Letter From Birmingham Jail | Sojourners

Letter From Birmingham Jail

In April, 1963, Dr. Martin Luther King, Jr. was imprisoned for eight days as a result of his role in the Birmingham, Alabama civil rights campaign. During that time King wrote the "Letter from Birmingham Jail," which is excerpted below. The letter was in response to a group of white Alabama clergy who had issued a statement claiming to recognize the justice of King's cause, but saying that methods such as civil disobedience and direct action were counterproductive and wrong. --The Editors

In any nonviolent campaign there are four basic steps: collection of the facts to determine whether injustices exist; negotiation; self-purification; and direct action. We have gone through all these steps in Birmingham. There can be no gainsaying the fact that racial injustice engulfs this community. Birmingham is probably the most thoroughly segregated city in the United States. Its ugly record of brutality is widely known. Negroes have experienced grossly unjust treatment in the courts. There have been more unsolved bombings of Negro homes and churches in Birmingham than in any other city in the nation. These are the hard, brutal facts of the case. On the basis of these conditions, Negro leaders sought to negotiate with the city fathers. But the latter consistently refused to engage in good-faith negotiation.

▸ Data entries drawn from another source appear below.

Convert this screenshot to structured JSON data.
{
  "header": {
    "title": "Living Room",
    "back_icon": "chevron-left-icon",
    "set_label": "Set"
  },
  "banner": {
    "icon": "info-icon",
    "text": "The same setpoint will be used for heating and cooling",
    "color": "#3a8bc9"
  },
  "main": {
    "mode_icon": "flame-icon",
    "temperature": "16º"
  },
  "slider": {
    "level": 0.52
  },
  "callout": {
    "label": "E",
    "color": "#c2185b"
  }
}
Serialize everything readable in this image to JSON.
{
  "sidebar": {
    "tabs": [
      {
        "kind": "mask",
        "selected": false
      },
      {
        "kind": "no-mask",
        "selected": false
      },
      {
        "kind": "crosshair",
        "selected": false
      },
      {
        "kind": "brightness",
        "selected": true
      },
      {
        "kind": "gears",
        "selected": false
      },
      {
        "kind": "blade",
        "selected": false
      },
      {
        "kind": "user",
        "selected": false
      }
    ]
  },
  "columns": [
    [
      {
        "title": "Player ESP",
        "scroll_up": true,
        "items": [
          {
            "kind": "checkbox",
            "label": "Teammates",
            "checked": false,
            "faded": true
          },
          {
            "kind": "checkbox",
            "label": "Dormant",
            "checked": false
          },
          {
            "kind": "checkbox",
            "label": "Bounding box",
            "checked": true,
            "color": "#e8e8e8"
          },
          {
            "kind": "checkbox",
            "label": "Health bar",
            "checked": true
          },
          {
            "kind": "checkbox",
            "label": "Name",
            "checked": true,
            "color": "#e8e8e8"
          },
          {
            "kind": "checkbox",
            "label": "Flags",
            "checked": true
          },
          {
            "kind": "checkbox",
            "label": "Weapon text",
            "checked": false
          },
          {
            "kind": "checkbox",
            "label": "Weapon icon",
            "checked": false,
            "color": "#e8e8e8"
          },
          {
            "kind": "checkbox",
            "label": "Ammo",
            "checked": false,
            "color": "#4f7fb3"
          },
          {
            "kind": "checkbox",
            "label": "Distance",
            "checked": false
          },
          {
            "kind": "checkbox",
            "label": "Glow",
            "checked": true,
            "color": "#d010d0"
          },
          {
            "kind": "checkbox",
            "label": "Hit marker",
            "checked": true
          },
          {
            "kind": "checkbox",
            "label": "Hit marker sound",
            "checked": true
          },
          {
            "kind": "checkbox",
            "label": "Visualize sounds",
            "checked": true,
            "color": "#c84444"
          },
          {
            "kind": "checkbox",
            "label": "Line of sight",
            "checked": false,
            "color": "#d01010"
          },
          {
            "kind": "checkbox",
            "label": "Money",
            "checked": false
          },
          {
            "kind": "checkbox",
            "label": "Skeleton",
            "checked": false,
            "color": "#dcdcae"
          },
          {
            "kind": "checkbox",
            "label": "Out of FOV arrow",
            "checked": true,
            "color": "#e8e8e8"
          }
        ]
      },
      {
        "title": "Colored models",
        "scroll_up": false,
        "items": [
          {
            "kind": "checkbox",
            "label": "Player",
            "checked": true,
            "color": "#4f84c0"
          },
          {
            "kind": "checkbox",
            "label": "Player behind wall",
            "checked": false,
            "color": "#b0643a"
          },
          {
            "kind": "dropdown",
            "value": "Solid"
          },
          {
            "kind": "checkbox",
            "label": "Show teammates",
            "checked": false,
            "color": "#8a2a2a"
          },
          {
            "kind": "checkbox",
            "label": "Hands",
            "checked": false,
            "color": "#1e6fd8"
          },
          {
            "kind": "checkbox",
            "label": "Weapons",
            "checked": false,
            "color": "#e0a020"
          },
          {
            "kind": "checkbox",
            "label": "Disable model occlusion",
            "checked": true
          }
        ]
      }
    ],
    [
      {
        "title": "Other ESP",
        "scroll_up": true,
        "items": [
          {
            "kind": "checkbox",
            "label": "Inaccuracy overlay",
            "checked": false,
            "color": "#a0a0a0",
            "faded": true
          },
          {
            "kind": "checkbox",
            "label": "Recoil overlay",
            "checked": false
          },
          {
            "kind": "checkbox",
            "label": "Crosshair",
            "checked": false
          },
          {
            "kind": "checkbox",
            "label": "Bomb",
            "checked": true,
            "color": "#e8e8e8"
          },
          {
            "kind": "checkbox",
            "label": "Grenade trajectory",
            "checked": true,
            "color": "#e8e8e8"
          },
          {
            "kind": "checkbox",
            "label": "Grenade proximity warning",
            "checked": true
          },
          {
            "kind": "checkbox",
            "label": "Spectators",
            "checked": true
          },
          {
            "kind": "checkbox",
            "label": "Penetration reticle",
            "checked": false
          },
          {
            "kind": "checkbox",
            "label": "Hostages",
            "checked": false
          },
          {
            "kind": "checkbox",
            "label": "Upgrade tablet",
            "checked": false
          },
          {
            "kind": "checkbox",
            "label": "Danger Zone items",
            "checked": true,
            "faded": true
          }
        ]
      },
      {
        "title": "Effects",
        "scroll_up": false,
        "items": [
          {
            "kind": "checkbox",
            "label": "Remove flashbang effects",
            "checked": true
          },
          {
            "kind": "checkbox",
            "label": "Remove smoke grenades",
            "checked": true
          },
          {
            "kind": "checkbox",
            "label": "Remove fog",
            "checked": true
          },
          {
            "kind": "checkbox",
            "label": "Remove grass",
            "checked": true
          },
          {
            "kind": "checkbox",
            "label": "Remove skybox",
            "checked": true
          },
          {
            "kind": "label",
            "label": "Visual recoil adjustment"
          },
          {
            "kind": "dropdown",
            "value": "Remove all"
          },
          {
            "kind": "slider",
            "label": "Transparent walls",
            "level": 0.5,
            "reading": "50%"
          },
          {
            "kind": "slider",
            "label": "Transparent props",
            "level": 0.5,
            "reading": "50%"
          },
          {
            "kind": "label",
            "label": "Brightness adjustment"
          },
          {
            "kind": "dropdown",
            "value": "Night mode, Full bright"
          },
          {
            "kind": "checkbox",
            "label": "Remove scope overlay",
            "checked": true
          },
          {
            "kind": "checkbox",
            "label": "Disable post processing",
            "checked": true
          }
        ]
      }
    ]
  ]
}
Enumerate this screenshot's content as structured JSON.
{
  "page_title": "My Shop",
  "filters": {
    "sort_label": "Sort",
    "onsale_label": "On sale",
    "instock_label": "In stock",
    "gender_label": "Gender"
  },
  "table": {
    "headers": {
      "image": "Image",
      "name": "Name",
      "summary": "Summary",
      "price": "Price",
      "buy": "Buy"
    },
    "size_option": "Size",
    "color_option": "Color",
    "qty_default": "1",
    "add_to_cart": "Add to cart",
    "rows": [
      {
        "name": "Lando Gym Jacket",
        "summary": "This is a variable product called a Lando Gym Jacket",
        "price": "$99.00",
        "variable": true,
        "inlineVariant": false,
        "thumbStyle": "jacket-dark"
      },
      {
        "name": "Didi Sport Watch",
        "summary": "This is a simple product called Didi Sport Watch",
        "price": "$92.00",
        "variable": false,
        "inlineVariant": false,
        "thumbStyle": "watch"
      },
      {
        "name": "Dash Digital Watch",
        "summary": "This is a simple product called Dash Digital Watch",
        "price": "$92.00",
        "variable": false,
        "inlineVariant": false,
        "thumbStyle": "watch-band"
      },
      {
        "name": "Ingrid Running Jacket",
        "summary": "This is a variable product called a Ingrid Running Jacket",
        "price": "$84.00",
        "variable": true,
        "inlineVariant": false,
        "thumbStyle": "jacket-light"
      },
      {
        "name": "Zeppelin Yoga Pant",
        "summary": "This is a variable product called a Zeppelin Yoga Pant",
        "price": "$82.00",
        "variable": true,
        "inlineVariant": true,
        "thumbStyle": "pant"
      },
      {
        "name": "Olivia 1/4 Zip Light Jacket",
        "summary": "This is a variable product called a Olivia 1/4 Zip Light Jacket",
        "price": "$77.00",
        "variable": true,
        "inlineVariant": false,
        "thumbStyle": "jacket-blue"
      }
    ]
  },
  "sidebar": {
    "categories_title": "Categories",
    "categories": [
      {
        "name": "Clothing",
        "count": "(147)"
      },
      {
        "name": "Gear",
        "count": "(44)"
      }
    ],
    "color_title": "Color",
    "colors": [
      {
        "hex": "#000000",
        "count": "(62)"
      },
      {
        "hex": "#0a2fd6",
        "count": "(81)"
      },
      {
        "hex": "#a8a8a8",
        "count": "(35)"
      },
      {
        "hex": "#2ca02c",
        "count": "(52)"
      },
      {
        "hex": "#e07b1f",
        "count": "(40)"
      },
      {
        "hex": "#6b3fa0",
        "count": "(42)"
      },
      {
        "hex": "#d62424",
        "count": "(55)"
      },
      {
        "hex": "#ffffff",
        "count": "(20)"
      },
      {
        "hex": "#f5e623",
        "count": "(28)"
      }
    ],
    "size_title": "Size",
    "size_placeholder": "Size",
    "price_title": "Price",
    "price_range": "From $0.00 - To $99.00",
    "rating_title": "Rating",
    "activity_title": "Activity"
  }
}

...We had no alternative except to prepare for direct action, whereby we would present our very bodies as a means of laying our case before the conscience of the local and the national community. Mindful of the difficulties involved, we decided to undertake a process of self-purification. We began a series of workshops on nonviolence, and we repeatedly asked ourselves: "Are you able to accept blows without retaliating?" "Are you able to endure the ordeal of jail?"....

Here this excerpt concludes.